Manage your Monitors

Introduction to the Monitor Explorer.

Select Monitoring from the left navigation rail to view a list of existing Monitors configured on your instance.

You can filter and search Monitors by any attribute, including the Description field. Use Created By and Modified By to search by people who have worked on a Monitor.

Click the Last Triggered value to see Alerts generated by this Monitor.

Edit a Monitor

Clicking a Monitor will open it in read-only mode; click the Edit button at top right to change its definition if your account has access. The read-only page for a Monitor includes access to that Monitor's logs and insight to its metrics, so you can evaluate its performance.

Monitor health states

Reported health can be in one of the following states:

Health stateDescription
RunningThe Monitor is working as expected.
WarningThe Monitor is executed as expected but has issues that need investigating. Warnings may be caused by trouble reaching destinations, upstream data changes that invalidate findings, or similar concerns.
FailedThe Monitor's most recent attempt to evaluate data ended in an error.
DisabledThe Monitor is not evaluating. This is most likely to be an administrative decision, but it is possible for a hyperactive Monitor to be disabled by Observe.
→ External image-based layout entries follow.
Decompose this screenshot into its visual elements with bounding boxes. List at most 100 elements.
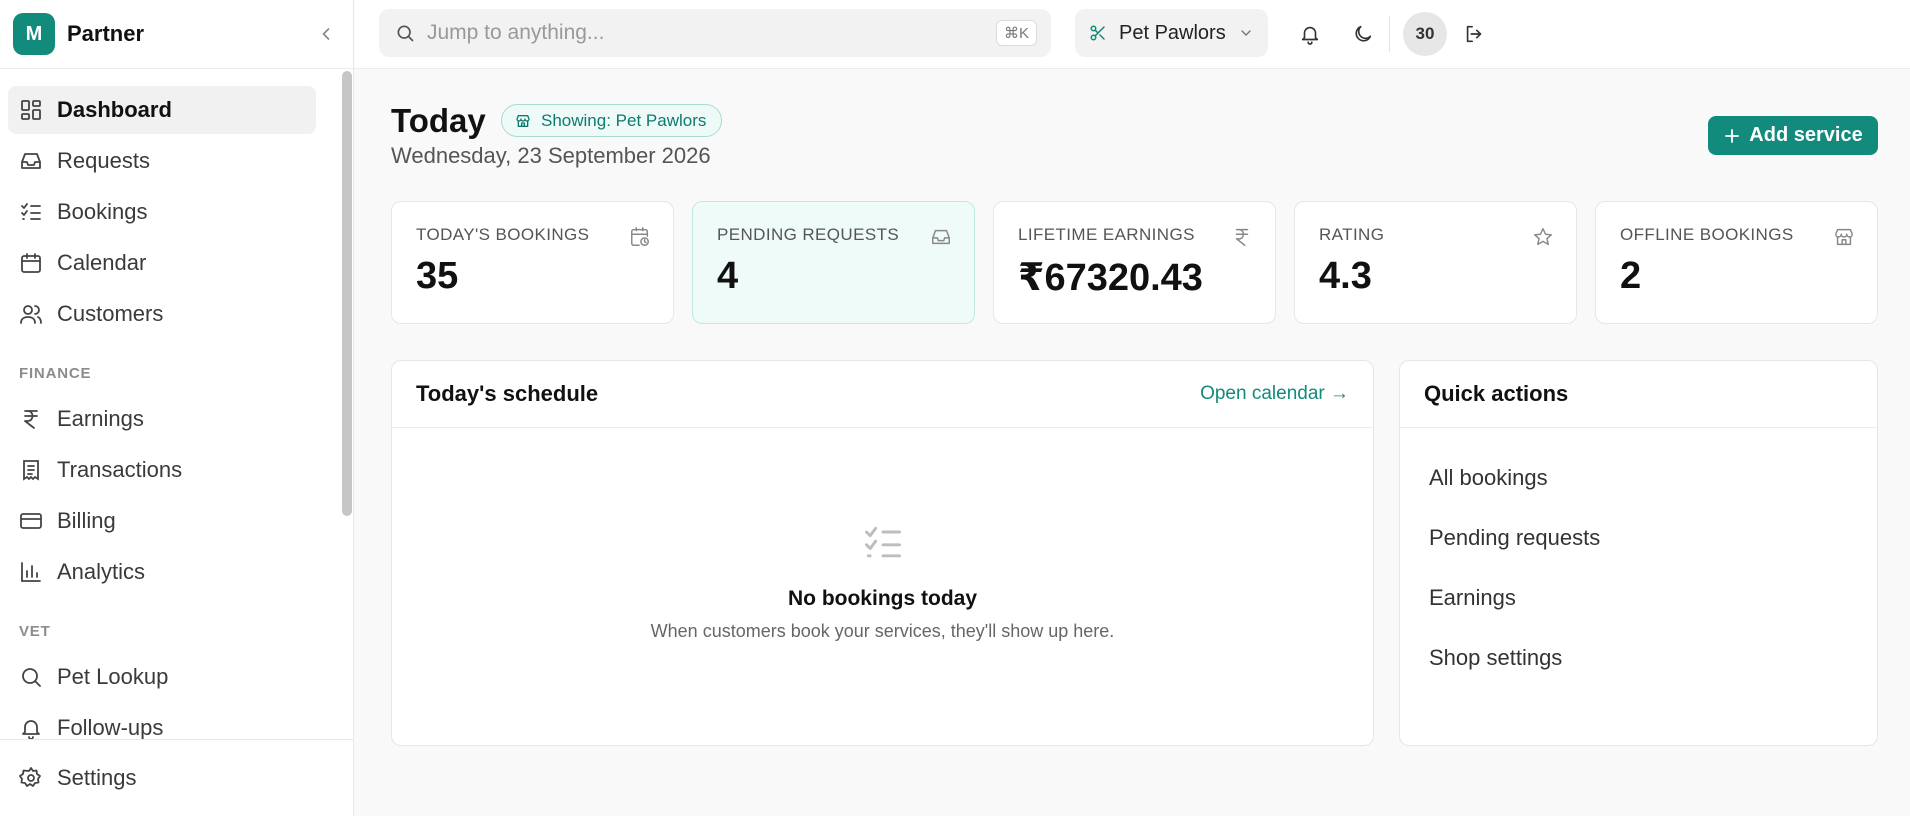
sidebar-item-pet-lookup[interactable]: Pet Lookup	[8, 653, 316, 701]
page-date: Wednesday, 23 September 2026	[391, 143, 711, 168]
stat-label: PENDING REQUESTS	[717, 225, 900, 244]
users-icon	[19, 302, 43, 326]
brand-logo[interactable]: M	[13, 13, 55, 55]
stat-card-offline-bookings[interactable]: OFFLINE BOOKINGS 2	[1595, 201, 1878, 324]
shortcut-hint: ⌘K	[995, 20, 1037, 46]
sidebar-item-label: Follow-ups	[57, 715, 164, 739]
schedule-panel-header: Today's schedule Open calendar →	[392, 361, 1373, 428]
sidebar-item-transactions[interactable]: Transactions	[8, 446, 316, 494]
sidebar-item-label: Dashboard	[57, 97, 172, 122]
quick-actions-title: Quick actions	[1424, 381, 1569, 406]
quick-actions-panel: Quick actions All bookings Pending reque…	[1399, 360, 1878, 746]
sidebar-item-label: Pet Lookup	[57, 664, 169, 689]
stat-value: 4	[717, 255, 739, 297]
sidebar-item-calendar[interactable]: Calendar	[8, 239, 316, 287]
status-badge: Showing: Pet Pawlors	[501, 104, 723, 137]
sidebar-item-label: Calendar	[57, 250, 147, 275]
schedule-title: Today's schedule	[416, 381, 599, 406]
sidebar-item-analytics[interactable]: Analytics	[8, 548, 316, 596]
chevron-left-icon	[322, 28, 330, 40]
search-icon	[395, 23, 415, 43]
receipt-icon	[19, 458, 43, 482]
quick-action-all-bookings[interactable]: All bookings	[1400, 448, 1877, 508]
checklist-icon	[861, 521, 905, 565]
sidebar: M Partner Dashboard Requests Bookings Ca…	[0, 0, 354, 816]
chevron-down-icon	[1238, 25, 1254, 41]
sidebar-item-billing[interactable]: Billing	[8, 497, 316, 545]
stat-card-rating[interactable]: RATING 4.3	[1294, 201, 1577, 324]
checklist-icon	[19, 200, 43, 224]
sidebar-item-label: Settings	[57, 765, 137, 790]
star-icon	[1532, 226, 1554, 248]
avatar[interactable]: 30	[1403, 12, 1447, 56]
sidebar-item-bookings[interactable]: Bookings	[8, 188, 316, 236]
search-input[interactable]	[427, 21, 996, 45]
brand: M Partner	[0, 0, 353, 69]
shop-selector[interactable]: Pet Pawlors	[1075, 9, 1268, 57]
shop-selector-label: Pet Pawlors	[1119, 21, 1226, 44]
sidebar-item-customers[interactable]: Customers	[8, 290, 316, 338]
bell-icon	[1301, 26, 1319, 45]
stat-card-lifetime-earnings[interactable]: LIFETIME EARNINGS ₹67320.43	[993, 201, 1276, 324]
sidebar-item-label: Requests	[57, 148, 150, 173]
empty-state-title: No bookings today	[788, 587, 977, 610]
search-bar[interactable]: ⌘K	[379, 9, 1051, 57]
topbar-divider	[1389, 16, 1390, 52]
plus-icon	[1723, 127, 1741, 145]
stat-value: 4.3	[1319, 255, 1372, 297]
sidebar-nav: Dashboard Requests Bookings Calendar Cus…	[0, 69, 340, 739]
sidebar-item-follow-ups[interactable]: Follow-ups	[8, 704, 316, 739]
logout-icon	[1466, 25, 1482, 43]
quick-actions-list: All bookings Pending requests Earnings S…	[1400, 428, 1877, 688]
sidebar-scrollbar[interactable]	[342, 71, 352, 516]
stat-label: LIFETIME EARNINGS	[1018, 225, 1195, 244]
stat-value: 35	[416, 255, 459, 297]
quick-action-pending-requests[interactable]: Pending requests	[1400, 508, 1877, 568]
scissors-icon	[1089, 24, 1107, 42]
stat-value: 2	[1620, 255, 1642, 297]
schedule-panel: Today's schedule Open calendar → No book…	[391, 360, 1374, 746]
gear-icon	[19, 766, 43, 790]
add-service-label: Add service	[1749, 124, 1863, 146]
logout-button[interactable]	[1456, 16, 1492, 52]
quick-action-shop-settings[interactable]: Shop settings	[1400, 628, 1877, 688]
calendar-icon	[19, 251, 43, 275]
empty-state-subtitle: When customers book your services, they'…	[650, 621, 1115, 641]
calendar-clock-icon	[629, 226, 651, 248]
dashboard-icon	[19, 98, 43, 122]
add-service-button[interactable]: Add service	[1708, 116, 1878, 155]
section-heading-finance: FINANCE	[19, 365, 92, 382]
sidebar-item-label: Earnings	[57, 406, 144, 431]
topbar: ⌘K Pet Pawlors 30	[355, 0, 1910, 69]
stat-card-todays-bookings[interactable]: TODAY'S BOOKINGS 35	[391, 201, 674, 324]
collapse-sidebar-button[interactable]	[312, 20, 340, 48]
quick-action-earnings[interactable]: Earnings	[1400, 568, 1877, 628]
brand-name: Partner	[67, 21, 145, 46]
open-calendar-link[interactable]: Open calendar →	[1200, 383, 1349, 405]
stat-value: ₹67320.43	[1018, 257, 1203, 299]
inbox-icon	[930, 226, 952, 248]
sidebar-item-dashboard[interactable]: Dashboard	[8, 86, 316, 134]
store-icon	[1833, 226, 1855, 248]
sidebar-item-label: Customers	[57, 301, 164, 326]
sidebar-item-requests[interactable]: Requests	[8, 137, 316, 185]
sidebar-item-label: Analytics	[57, 559, 146, 584]
rupee-icon	[1231, 226, 1253, 248]
page-title: Today	[391, 102, 486, 139]
search-icon	[19, 665, 43, 689]
bar-chart-icon	[19, 560, 43, 584]
section-heading-vet: VET	[19, 623, 51, 640]
sidebar-item-label: Bookings	[57, 199, 148, 224]
sidebar-item-label: Transactions	[57, 457, 183, 482]
theme-toggle-button[interactable]	[1345, 16, 1381, 52]
sidebar-item-earnings[interactable]: Earnings	[8, 395, 316, 443]
sidebar-item-settings[interactable]: Settings	[0, 739, 353, 816]
stat-card-pending-requests[interactable]: PENDING REQUESTS 4	[692, 201, 975, 324]
credit-card-icon	[19, 509, 43, 533]
notifications-button[interactable]	[1292, 16, 1328, 52]
stat-label: OFFLINE BOOKINGS	[1620, 225, 1794, 244]
rupee-icon	[19, 407, 43, 431]
sidebar-item-label: Billing	[57, 508, 116, 533]
empty-state: No bookings today When customers book yo…	[392, 521, 1373, 642]
moon-icon	[1355, 25, 1372, 42]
If you see a Triggering badge next to a Monitor, it means the Monitor is active and has currently active alerts.

Common trouble states

The following table summarizes the common trouble state for health monitors:

Trouble stateDescription
Failed to evaluate monitorThis causes a Failed health state that lasts until the next successful execution. A Monitor may fail to evaluate because of dataset re-materialization. Materialization failures may indicate hitting an on-demand materialization limit. Resolving this state requires reviewing your Usage Dashboard and Acceleration Manager to determine if Datasets the monitor needs are unable to materialize.
Detected upstream data updatesObserve maintains awareness of monitored data stability, and will set a Warning state due to changes to data that has already been evaluated. Changes in upstream data can lead to flapping of alert states, false negative, or false positive alerts. The root cause of a change can be due to late-arriving data or a stability delay that is not sufficient for the expected upstream data. Note that upstream stability is not only a matter of external data providers; data instability can be produced by joining a dataset with a periodic update as well. To correct this issue, gradually increase the Monitor's stabilization delay value.